Friday, April 24, 2015

Madame Bovary, c'est moi.

"What word would you use," the psychoanalyst asks while my eyes seek the canyon of Manhattan towers visible from her window, "to characterize the feeling in all these things you've been describing?" Me: "Elegiac."

     Since I respect you, let me tell you a secret.
     As a cow devours grass, so literary themes are devoured; devices fray and crumble.
     A writer cannot be a ploughman: he is a nomad, constantly moving with his wife and herd to greener pastures.
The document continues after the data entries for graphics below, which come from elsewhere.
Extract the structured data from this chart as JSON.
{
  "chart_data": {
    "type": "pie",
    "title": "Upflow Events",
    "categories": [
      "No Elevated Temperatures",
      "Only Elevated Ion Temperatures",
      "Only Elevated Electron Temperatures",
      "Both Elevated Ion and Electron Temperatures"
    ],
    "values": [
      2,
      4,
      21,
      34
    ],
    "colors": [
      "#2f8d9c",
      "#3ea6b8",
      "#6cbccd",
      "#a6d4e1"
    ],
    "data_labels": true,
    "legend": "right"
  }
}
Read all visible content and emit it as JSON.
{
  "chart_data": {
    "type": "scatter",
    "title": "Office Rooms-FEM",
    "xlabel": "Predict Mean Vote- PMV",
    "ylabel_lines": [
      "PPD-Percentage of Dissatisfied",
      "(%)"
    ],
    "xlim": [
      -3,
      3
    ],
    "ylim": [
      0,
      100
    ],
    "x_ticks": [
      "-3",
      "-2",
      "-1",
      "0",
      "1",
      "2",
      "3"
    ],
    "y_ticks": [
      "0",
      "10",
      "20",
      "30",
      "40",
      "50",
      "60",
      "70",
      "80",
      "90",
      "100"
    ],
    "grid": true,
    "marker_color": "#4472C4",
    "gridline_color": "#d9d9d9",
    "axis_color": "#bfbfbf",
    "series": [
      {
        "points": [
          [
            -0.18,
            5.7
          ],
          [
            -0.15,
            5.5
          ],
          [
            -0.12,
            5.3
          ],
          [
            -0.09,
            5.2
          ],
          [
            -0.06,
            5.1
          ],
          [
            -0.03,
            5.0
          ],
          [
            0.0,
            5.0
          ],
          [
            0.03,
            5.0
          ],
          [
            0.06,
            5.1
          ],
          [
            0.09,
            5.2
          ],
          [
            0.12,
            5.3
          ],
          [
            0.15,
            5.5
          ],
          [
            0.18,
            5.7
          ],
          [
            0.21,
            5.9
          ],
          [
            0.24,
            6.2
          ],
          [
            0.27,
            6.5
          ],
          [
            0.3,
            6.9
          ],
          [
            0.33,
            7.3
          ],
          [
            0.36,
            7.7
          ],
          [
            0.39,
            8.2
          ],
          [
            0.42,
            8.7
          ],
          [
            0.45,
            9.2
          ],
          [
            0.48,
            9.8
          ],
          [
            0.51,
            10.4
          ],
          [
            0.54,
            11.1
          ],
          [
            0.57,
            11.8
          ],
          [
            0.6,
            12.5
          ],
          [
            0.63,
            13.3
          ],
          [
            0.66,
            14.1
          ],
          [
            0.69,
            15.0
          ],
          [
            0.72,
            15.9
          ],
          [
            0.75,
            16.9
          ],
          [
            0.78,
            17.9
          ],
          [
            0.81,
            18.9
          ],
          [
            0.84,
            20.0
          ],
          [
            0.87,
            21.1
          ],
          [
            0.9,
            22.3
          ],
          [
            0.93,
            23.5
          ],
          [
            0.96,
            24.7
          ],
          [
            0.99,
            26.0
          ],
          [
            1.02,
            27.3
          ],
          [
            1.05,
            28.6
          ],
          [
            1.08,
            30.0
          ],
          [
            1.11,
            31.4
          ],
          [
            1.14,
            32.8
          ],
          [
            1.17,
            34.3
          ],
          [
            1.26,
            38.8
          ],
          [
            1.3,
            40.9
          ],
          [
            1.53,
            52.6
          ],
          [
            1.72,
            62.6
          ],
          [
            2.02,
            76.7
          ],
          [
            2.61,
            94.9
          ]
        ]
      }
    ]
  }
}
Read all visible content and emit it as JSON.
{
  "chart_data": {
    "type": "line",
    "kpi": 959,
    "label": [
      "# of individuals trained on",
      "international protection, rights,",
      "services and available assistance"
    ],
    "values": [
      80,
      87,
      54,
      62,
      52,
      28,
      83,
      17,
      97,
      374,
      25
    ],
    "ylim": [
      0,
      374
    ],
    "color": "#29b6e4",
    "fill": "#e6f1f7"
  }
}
After ripping through the first section, Juan García Madero's journal from November 2 to December 31, 1975, it took me months to fall back into the The Savage Detectives. Then, momentum: I take the last third or so of the novel in great gulps, mostly on the 1, nearly missing my stop every time, accompanied by a rising, heaving disillusionment at not having lived like a visceral realist or an infrarealist — hard-boiled. Bolaño didn't believe in exile, "especially when the word exile is set beside the word literature."

The momentum carried me headlong into Cole's Open City, which I had begun in Berlin and abandoned in a kind of panic, like catching a glimpse of yourself reflected at an unexpected angle in the bus window against which you've been resting your head; and for a moment you forget where you were going in the first place. This time I finish. The two, The Savage Detectives and Open City, pass through each other in Liberia, as though a minor character in Arturo Belano's travels there has wound up in a Queens detention center: Saidu telling his story though plexiglass to Julius. Now I fret that there is something equally despicable in my past that I have secreted away, even from myself, and that the therapist will uncover soon.

Directly on the heels of Open City, Zoo, or Letters Not about Love completed what now feels like a coincidental symphony — through Shklovsky's compressed exile in Berlin, a mental or spiritual breakdown between the lines of an epistolary novel that, like The Savage Detectives, ranges freely and idiosyncratically over a literary tradition and its recent politics. For both RBA and VBS, detection and the detective novel were special keys, but for opening what door? while Julius wanders to know himself, like the lunatic quoted by Benjamin: "I travel to know my geography."

...Moving diagonally like a knight, I have intersected your life, Alya, and you know how that was and how it is; but you turn up in my book like Isaac at the fire built by Abraham.

If ever a lady doth-protested too much, it was me writing dustily on the board clack tsssh click that the characters in the novels we will be reading this semester are not people; do not (for you cannot) identify. Drops the chalk into the tray.